The non-communicative relationship was at odds with the onslaught of messages I was getting from Ron – we’d ping each other updates several times a day. It was overwhelming and intense.
I had decided not to tell Ben – why break his heart now? He loves me, he loves his granddaughters, we’re good. I mulled it over for a few weeks. But as new relatives added me on social media, I became anxious that maybe something would come out. It was too big a secret.
I set up a video call with my step-mum. The call was half an hour long and for the first 20 minutes, Ben didn’t say much. I tried to find out how he felt about Matt. “I was bowled over,” he said. “You go through life and then 50-odd years later, you find something like that out…” His voice trailed off. I couldn’t stem the tears knowing what was about to come. “Well, on that note, I might have a bombshell for you, too… I took a DNA test. And I didn’t match with Matt.” There was a tiny pause, then he breathed out and said quietly, “Yeah.”

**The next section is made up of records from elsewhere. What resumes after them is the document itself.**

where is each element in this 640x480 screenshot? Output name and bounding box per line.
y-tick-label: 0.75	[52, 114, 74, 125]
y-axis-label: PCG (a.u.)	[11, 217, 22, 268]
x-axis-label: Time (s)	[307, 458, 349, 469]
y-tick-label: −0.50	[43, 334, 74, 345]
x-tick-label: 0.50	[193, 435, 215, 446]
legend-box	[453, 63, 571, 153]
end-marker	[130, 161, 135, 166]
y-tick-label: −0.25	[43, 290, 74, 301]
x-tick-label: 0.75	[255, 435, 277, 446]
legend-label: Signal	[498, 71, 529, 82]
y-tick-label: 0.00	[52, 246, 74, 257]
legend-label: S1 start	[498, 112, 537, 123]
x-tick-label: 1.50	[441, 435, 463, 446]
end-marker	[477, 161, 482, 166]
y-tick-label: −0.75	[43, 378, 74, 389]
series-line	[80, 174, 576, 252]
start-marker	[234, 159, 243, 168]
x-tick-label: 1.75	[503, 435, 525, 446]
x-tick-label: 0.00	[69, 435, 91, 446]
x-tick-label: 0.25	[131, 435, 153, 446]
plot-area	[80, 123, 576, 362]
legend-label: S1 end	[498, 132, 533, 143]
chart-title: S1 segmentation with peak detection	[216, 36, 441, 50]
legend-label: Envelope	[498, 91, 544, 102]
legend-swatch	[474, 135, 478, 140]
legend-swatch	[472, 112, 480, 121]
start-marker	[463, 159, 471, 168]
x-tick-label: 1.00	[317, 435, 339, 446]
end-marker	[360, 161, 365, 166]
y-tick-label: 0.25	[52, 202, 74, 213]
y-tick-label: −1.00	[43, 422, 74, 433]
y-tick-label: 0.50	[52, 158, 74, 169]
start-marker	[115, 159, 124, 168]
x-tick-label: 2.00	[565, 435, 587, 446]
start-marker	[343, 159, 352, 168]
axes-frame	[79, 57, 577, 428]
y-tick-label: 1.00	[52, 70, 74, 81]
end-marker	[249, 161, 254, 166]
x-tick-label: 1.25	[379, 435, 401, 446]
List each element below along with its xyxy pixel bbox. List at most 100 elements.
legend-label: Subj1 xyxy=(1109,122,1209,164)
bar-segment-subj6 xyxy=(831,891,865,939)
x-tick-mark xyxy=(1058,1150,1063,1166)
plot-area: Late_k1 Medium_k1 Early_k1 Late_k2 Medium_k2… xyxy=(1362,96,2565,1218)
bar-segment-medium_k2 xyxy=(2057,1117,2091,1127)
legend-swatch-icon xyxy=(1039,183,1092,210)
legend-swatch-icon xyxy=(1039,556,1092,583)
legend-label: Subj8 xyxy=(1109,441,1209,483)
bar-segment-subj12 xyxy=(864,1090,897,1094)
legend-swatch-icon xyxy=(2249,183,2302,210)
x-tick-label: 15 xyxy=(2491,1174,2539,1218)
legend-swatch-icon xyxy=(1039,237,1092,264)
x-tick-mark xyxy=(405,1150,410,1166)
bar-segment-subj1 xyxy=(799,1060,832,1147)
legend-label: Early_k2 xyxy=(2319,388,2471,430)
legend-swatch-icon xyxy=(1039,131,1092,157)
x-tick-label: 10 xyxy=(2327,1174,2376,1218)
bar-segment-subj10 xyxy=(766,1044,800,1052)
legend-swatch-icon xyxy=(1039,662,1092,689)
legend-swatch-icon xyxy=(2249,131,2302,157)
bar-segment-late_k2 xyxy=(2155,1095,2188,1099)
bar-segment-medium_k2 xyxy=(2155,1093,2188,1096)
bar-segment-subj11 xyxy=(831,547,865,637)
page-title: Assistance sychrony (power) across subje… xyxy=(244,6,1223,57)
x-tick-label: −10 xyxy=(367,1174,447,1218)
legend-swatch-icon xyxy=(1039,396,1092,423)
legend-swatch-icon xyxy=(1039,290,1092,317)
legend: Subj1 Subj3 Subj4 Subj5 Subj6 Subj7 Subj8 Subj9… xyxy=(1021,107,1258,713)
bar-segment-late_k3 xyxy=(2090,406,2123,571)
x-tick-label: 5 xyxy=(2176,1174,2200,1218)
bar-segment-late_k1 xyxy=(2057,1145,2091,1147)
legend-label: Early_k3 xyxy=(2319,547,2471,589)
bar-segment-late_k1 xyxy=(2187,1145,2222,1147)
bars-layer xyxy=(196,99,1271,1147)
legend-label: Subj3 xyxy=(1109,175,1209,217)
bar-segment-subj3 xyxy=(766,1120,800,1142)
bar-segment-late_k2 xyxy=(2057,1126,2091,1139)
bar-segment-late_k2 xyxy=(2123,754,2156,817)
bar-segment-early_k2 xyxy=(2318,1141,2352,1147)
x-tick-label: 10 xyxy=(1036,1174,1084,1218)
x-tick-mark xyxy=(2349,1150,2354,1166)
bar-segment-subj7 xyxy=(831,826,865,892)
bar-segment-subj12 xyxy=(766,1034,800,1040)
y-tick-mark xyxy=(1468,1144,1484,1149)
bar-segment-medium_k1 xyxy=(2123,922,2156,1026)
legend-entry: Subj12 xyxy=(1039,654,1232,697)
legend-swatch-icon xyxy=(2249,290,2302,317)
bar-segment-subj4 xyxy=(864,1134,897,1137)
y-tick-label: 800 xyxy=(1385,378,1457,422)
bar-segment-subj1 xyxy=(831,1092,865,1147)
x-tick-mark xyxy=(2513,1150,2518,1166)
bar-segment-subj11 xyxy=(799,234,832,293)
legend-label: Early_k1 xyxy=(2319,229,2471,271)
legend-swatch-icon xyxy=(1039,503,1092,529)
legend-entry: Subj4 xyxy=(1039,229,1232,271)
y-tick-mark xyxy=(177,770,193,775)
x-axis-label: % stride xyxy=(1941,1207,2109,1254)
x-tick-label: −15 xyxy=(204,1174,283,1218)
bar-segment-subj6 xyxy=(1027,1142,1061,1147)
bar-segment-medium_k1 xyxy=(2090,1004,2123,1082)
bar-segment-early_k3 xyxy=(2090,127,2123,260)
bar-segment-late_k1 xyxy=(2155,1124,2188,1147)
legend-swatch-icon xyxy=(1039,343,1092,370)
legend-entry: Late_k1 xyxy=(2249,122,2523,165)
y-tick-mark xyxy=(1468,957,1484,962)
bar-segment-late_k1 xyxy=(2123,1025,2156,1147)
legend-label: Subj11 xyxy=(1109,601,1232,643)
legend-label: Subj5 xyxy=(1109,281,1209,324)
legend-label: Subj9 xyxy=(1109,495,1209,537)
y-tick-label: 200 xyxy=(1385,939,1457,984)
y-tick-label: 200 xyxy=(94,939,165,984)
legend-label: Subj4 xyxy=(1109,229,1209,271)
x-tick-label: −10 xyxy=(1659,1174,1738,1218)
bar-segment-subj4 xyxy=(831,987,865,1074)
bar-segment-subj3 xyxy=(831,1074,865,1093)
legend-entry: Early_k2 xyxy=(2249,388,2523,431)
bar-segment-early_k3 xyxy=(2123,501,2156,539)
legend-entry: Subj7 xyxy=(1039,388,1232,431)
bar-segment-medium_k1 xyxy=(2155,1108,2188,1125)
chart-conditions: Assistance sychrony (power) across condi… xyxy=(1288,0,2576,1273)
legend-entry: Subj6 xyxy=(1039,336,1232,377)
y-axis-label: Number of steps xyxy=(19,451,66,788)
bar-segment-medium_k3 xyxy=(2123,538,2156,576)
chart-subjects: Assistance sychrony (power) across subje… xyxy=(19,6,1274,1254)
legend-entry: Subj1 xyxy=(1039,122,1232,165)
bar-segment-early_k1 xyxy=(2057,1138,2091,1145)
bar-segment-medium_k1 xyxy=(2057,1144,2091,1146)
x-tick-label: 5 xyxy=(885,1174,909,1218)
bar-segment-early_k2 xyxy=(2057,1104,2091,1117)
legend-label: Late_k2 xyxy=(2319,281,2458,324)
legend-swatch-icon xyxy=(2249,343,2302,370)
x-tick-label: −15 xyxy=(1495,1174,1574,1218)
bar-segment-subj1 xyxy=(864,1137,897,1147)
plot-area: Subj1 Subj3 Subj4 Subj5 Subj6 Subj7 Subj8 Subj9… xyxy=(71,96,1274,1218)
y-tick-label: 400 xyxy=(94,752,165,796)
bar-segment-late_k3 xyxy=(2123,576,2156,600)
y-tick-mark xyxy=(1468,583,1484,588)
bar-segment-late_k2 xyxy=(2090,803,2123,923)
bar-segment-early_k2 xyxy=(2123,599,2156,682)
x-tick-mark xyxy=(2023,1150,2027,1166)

“You knew?” The one scenario that I wouldn’t have allowed myself to think was a possibility was, in fact, true. He’d met my mother just before she was about to give birth, and convinced her to not give up the baby. He adopted me, which is why he’s on my birth certificate, and that was that. His entire family knew.
I asked Ben if he was planning to tell me and he said, “No, I was never going to tell you, but I’m glad you found out before I died.” He said I was his dream child.
This story will continue to play out. But right now, my heart is broken for this lovely, sweet, easy-going man at the life he could have had in his 20s but didn’t, so that he could be the loving, normal parent in my life. I’m so grateful to him. I’m so relieved that he knew – that he chose to go into this willingly.
There’s a lot to unpack that’s painful. But there’s a lot of good – at least Ben and Ron are still alive and I can ask Ben questions and get to know Ron before it’s too late.
Ron and I both feel robbed of time, but I wonder whether I would have been so accepting of the situation had I found it all out when I was younger. Or would I just be full of rage, at everyone, for lying?
But I feel very modern – I’ve got no mother and two dads. And I will be fine. We’ll all be fine.